The Avnu Alliance, the chip industry consortium promoting network interoperability, is launching a working group consisting of silicon and IP vendors promoting time-sensitive networking (TSN). The effort reflects the shift from legacy to deterministic networking driven by connected devices ranging from automotive to industrial applications.
Members of the new Silicon Validation Task Group include Analog Devices, Intel Corp., Keysight Technologies, NXP Semiconductors, Texas Instruments and TTTech.
“Software, applications and profiles can all be tailored to specific use cases, but they need a stable network foundation to build on top of,” said Greg Schlechter, president of the Avnu Alliance. Task group members will seek to “identify what TSN interoperability means for basic network components, and how we can get interoperable products to market.”
TSN is a set of Ethernet specs established by the IEEE along with an accompanying base standard, Audio Video Bridging. Among other goals, the industry consortium is intended to ensure that deterministic real-time communications protocols are baked into the next generation of Ethernet. That would allow the scheduling of traffic on switched networks while reducing network bottlenecks via what the group calls “bounded latency”.
New techniques for reducing latency are a must for the growing number of edge deployments and the large data volumes they generate. The alliance’s approach, Forward and Queuing of Time-Sensitive Streams, prioritizes time-sensitive data ahead of legacy “best-effort” packets. The approach not only ensures the delivery of time-sensitive streams but “ensures when they will arrive,” the group emphasized.
Silicon-level interoperability would foster “specialization further up the [technology] stack,” the group said this week, freeing product designers to leverage component and device interoperability for industrial and other edge applications.

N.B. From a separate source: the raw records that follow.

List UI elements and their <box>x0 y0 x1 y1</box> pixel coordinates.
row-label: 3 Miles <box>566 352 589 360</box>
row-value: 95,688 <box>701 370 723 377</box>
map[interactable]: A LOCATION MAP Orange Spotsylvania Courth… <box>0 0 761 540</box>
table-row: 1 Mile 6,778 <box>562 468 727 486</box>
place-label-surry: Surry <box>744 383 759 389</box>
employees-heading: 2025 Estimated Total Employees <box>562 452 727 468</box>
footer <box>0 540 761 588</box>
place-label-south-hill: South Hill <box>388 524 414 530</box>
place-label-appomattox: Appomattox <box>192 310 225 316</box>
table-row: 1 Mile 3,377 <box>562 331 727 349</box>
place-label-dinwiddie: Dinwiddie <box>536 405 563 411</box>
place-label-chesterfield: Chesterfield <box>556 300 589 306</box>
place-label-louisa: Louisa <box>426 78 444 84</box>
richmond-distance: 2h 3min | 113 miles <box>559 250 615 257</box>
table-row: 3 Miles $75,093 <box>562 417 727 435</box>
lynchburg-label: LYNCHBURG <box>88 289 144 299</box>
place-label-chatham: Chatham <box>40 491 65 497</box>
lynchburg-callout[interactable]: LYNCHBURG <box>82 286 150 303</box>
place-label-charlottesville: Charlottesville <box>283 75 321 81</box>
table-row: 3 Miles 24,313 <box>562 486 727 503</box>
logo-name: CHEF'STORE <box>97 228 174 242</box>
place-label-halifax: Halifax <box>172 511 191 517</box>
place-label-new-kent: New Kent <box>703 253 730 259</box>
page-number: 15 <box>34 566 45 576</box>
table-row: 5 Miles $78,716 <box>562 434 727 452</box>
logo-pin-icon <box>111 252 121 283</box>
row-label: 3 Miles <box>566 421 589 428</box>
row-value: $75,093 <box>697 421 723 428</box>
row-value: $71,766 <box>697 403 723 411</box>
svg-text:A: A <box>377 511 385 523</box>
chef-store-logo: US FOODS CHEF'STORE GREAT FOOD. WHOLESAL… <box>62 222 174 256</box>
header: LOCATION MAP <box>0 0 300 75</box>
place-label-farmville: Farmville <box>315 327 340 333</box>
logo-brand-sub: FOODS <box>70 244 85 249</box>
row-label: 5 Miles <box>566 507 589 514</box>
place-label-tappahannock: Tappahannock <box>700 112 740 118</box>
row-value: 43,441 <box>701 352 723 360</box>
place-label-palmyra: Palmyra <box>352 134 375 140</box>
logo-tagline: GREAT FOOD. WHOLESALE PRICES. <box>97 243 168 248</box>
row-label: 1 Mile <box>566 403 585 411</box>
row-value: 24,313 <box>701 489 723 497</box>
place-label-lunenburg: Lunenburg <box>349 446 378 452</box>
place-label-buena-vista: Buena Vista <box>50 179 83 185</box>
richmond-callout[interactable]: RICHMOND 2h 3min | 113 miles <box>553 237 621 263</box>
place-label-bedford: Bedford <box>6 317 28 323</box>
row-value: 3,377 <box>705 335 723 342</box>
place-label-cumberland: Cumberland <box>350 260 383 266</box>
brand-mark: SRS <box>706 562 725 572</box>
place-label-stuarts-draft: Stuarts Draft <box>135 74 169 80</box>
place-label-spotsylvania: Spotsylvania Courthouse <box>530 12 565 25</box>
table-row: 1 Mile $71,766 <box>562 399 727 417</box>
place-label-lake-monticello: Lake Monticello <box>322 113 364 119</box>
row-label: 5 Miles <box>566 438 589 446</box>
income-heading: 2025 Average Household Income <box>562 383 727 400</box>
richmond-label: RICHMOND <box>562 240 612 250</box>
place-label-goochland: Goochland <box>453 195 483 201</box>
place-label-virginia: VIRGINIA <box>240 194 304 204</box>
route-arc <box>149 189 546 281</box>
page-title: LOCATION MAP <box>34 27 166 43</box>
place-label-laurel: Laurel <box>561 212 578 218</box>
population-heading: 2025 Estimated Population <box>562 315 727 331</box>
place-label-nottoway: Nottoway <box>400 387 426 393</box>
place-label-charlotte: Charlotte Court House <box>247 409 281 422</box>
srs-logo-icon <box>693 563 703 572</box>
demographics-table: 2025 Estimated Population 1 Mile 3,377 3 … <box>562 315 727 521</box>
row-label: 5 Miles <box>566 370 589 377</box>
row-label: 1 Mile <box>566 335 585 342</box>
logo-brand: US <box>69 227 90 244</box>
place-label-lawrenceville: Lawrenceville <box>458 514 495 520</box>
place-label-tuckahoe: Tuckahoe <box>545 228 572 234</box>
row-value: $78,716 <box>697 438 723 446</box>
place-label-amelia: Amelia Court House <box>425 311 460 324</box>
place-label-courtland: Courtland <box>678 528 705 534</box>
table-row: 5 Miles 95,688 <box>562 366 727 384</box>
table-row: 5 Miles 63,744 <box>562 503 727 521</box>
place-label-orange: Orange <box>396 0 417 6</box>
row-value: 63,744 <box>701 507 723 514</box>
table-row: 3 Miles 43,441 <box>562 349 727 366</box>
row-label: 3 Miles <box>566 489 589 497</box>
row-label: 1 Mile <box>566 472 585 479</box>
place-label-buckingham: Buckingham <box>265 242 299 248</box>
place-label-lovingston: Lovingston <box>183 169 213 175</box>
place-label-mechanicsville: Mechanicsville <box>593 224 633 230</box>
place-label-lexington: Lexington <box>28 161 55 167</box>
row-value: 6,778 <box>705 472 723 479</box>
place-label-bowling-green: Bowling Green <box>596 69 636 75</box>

“Ethernet’s universal success is centered around standards-based, interoperable silicon,” added Tom Weingartner, product marketing director for Analog Devices’ industrial Ethernet technology group. “As silicon providers, we are coming together to ensure this next generation of Ethernet with TSN is equally successful across the spectrum of silicon solutions.”
The Silicon Validation Task Group will develop a framework for testing TSN capabilities in silicon and chip IP “at the component and supporting software level,” the alliance said. The testing ecosystem would support industry collaboration in hopes of reducing product development timeframes while enabling the scaling of new networked devices.